§ Motion made, and Question proposed, ''That this House do now adjourn."—(Sir Acland-Hood.)
§ MAJOR SEELY (Isle of Wight)
said he desired to ask a Question of which 1323 he had given private notice to the Prime Minister and the legal advisers of the Crown—who, however, had not thought fit to be present to reply—namely, whether the Commission which was proposed to inquire into the stores scandal in South Africa could or could not compel the attendance of witnesses, and could or could not compel the production of documents. From inquiries he had made he believed it could not do either. If that were so, the result of such a Royal Commission must be, to speak quite frankly, under the circumstances, a farce. It could do nothing but throw dust in the eyes of the public, He did not say it was intended to do so, but that must be its effect. What would be the effect on the guilty parties—some of them, perhaps, officers and some of them contractors? The Royal Commission could compel officers to attend as witnesses or to produce documents, because if they refused they could be cashiered, but the other parties referred to in Sir William Butler's Report could and probably would, snap their fingers at the Royal Commission. His Majesty's Government must have known that that was the state of the law, and no worse tribunal could be found for investigating the matter. The Parnell Commission was a statutory Commission, and it was set up in order to be able to compel the attendance of witnesses, to have the authority of one of His Majesty's Judges, to have power to commit for contempt, and presumably to have power to punish for perjury. None of these things would be possible to the Royal Commission now proposed. Was it to be supposed that these contractors and others would obey a summons without any authority behind it? The result would probably be that those who had been foolish would 1324 suffer, while all the knaves escaped. The Government had acted either with the intention of deceiving the House, or without due consideration of the course they had proposed, and he respectfully asked that some information should be given to the House before a final decision was taken on the matter.
§ MR. WHITLEY (Halifax)
urged that some Answer should be given, although the Prime Minister was not present. It used to be the custom for the Prime Minister to attend the adjournment of the House in order that he might answer Questions on important public business, and the House was certainly entitled to some measure of respect.
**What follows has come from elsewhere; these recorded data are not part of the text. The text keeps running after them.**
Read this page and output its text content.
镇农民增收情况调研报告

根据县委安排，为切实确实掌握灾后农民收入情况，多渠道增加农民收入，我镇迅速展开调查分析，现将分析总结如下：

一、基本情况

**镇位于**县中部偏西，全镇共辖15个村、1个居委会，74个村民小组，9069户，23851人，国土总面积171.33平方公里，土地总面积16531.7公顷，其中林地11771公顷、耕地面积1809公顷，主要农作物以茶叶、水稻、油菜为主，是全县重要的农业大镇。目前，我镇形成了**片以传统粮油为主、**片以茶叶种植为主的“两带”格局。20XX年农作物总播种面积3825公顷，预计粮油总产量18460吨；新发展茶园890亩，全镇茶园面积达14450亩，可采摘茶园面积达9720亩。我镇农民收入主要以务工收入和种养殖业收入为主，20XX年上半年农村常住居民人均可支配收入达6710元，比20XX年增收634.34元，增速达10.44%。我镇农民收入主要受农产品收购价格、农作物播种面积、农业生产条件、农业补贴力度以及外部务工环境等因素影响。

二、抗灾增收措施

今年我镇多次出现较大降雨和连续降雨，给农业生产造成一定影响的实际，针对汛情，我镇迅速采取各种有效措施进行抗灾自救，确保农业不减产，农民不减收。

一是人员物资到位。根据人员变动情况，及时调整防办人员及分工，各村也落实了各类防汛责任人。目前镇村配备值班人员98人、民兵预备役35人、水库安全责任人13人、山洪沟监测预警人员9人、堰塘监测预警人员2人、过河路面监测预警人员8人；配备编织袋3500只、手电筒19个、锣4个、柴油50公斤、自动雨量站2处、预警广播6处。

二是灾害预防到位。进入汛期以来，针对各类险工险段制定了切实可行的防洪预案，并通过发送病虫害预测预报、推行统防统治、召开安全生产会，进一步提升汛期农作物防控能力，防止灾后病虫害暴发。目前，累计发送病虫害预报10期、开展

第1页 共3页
§ THE PARLIAMENTARY SECRETARY OF THE TREASURY (Sir A. ACLAND-HOOD, Somersetshire, Wellington)
, in reply, said that he merely waited to see if any other Members desired to ask Questions. He would certainly place the subject before the Prime Minister, but he assured the hon. Member that there was no desire on the part of the Government to deceive the House or the country. He suggested that the Questions should be deferred until Question time.
§ MR. MARKHAM (Nottinghamshire, Mansfield)
hoped the Patronage Secretary would convey to the Prime Minister the strong feeling of the House that the proposed Royal Commission would be wholly inadequate for the purpose, and also as to the necessity of the Prime Minister's being in his place on such an occasion.
§ Adjourned at twenty-two minutes, after Twelve o'clock.